Every fall I get the urge to just get up and go (probably the result of less humidity in the air allowing me to reclaim the energy I lost throughout the hot, sticky summer months gets my juices flowing). But I know that's not that real reason. I’ve always loved fall best. No matter where I’ve lived, fall has always been my favorite time of year. It's the time, when I was skinny, that I spent the most amount of money on clothes! Ahh, I still remember my favorite outfit from 1968! (Yes, we did have fashion before Project Runway): A brown knit skirt, a burnt orange turtleneck and (my favorite part) a brown SUEDE vest (sorry PETA friends)!
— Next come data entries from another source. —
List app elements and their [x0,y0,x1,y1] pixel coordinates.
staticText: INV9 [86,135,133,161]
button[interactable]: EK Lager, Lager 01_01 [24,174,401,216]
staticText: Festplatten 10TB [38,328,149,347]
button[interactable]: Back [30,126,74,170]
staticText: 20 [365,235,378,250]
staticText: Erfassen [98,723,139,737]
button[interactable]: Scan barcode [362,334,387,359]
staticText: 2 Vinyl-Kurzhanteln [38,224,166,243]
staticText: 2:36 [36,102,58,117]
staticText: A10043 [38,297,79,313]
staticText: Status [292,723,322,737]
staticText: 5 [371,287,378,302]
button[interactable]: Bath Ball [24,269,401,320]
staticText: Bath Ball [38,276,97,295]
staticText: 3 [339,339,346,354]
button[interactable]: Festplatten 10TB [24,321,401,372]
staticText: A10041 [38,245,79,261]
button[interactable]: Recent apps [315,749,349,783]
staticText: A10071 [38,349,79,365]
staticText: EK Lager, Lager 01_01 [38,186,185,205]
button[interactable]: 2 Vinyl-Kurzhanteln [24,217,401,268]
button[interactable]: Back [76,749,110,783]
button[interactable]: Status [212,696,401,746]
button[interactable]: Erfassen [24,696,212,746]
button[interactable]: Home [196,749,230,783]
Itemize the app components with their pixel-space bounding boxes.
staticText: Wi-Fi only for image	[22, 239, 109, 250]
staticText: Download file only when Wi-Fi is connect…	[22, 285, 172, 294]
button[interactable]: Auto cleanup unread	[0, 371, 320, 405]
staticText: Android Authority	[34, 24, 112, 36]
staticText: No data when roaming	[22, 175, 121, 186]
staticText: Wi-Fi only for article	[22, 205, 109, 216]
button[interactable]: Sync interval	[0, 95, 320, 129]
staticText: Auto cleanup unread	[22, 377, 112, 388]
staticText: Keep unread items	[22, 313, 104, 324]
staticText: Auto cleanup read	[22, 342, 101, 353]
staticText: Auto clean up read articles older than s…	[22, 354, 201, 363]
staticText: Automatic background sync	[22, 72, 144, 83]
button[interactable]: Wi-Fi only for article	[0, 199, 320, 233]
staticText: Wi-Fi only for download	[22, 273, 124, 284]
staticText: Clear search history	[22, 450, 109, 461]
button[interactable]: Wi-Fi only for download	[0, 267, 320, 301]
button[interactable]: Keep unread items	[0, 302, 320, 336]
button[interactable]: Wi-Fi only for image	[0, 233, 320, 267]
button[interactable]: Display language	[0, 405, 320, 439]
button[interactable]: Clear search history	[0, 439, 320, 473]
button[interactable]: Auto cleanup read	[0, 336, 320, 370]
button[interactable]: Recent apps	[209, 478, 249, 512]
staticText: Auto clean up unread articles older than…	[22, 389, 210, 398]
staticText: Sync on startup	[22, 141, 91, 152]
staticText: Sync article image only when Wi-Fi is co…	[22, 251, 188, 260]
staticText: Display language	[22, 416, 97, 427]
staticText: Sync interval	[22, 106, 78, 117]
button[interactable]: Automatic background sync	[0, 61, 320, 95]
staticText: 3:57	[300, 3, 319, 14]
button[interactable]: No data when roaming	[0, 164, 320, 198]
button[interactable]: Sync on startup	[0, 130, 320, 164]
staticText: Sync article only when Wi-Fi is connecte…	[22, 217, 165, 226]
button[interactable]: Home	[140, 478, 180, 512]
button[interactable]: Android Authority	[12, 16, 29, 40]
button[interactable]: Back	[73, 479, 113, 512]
Now I no longer wish for clothes but the ability to travel in the fall. And where do I want to go? "The city!" Again, What city?

Oh, I long to go to Pike's Market in Seattle; to stroll past the brownstones in north end of Manhattan; to have lunch at a real Japanese restaurant in the garment district (sake and all), and dinner in Little Italy; to walk along Lake Michigan in Chicago and enjoy the wind blowing through my hair; to tour ALL the museums in DC. I'd go the Wait, Wait show in Chicago on Thursday night, followed by the Chicago Symphony that weekend; I'd hit Broadway at night and MOMA during the day; I'd visit Dale Chihuly and beg him to let me spend the day with him, touring his workshop and losing myself in his incredible art; I'd hike through Mt. Rainier and revel in the fact that you can still play with the snow on the warmest of summer days; I'd have a picnic lunch in Olympia and watch the otters play; I'd walk the streets of Old Québec eating French onion soup and buying watercolors from local artists; I'd feed the pigeons in Trafalgar Square and just drink in the atmosphere that is London; I’d stay up late into the night, listening to the sweet sounds of a saxophone played beneath my window in San Francisco.

And to think of all the places I HAVEN'T been! Well, I suppose it's a good thing or I'd spend even more time missing them and longing to return.

But I do love Winston-Salem. And, unfortunately, because you're so always busy working and living in a place, sometimes its many attributes pass you by. Perhaps I will finally get to that concert I've been planning on for the past 10 years at the Stevens Center and finally get to see Robert Moody in action, or stroll down Trade Street next weekend to check out the local art. Maybe next year I’ll make it to at least one of the concerts in the park and take at least one cooking classes at the Stocked Pot. And what about that stained glass class and the watercolor class I never got to take at the Sawtooth Center?

You see, those are just a FEW of the things I haven’t yet done in my own hometown! Imagine if we had an eternity to live, all the places we could visit, all the friends we could make, all the tastes we could savor!!!

Love to all of you in all those far-away places! Grow where you're planted, but never lose your yearning for what’s beyond your own front door!!

So, to begin with.....

You know how some people have a lot to say about really important, life-changing, earth-shaking causes, events or agendas?  Well, I'm not one of them.  Loquacious I am; erudite I am not! 

My mind fills with images of places and things, people and foods, colors and smells.  I am not a writer, nor a poet, nor, perhaps, particularly interesting.  But I love people and love to listen and share.  Music is my passion; my instrument is my voice.  My brain switches from one language to another without any bidding from my consciousness, which can sometimes be confusing even for me.  So what do I want to share with you?  Myself. 

Please feel free to join me as I wander through my mind.  Feel free to express yourselves as well!.  But whatever you do, keep it clean!  I have no need to clutter my happy, carefree mind with insults, slurs and cursing from the murky minds of those not so inclined as I.  So if you want to be uplifiting and share your life, talking about anything that amuses, befuddles or simply intrigues you, please share your thoughts with me (or, hopefully, us).

Welcome to my world, apples to oranges.  Come wander with me!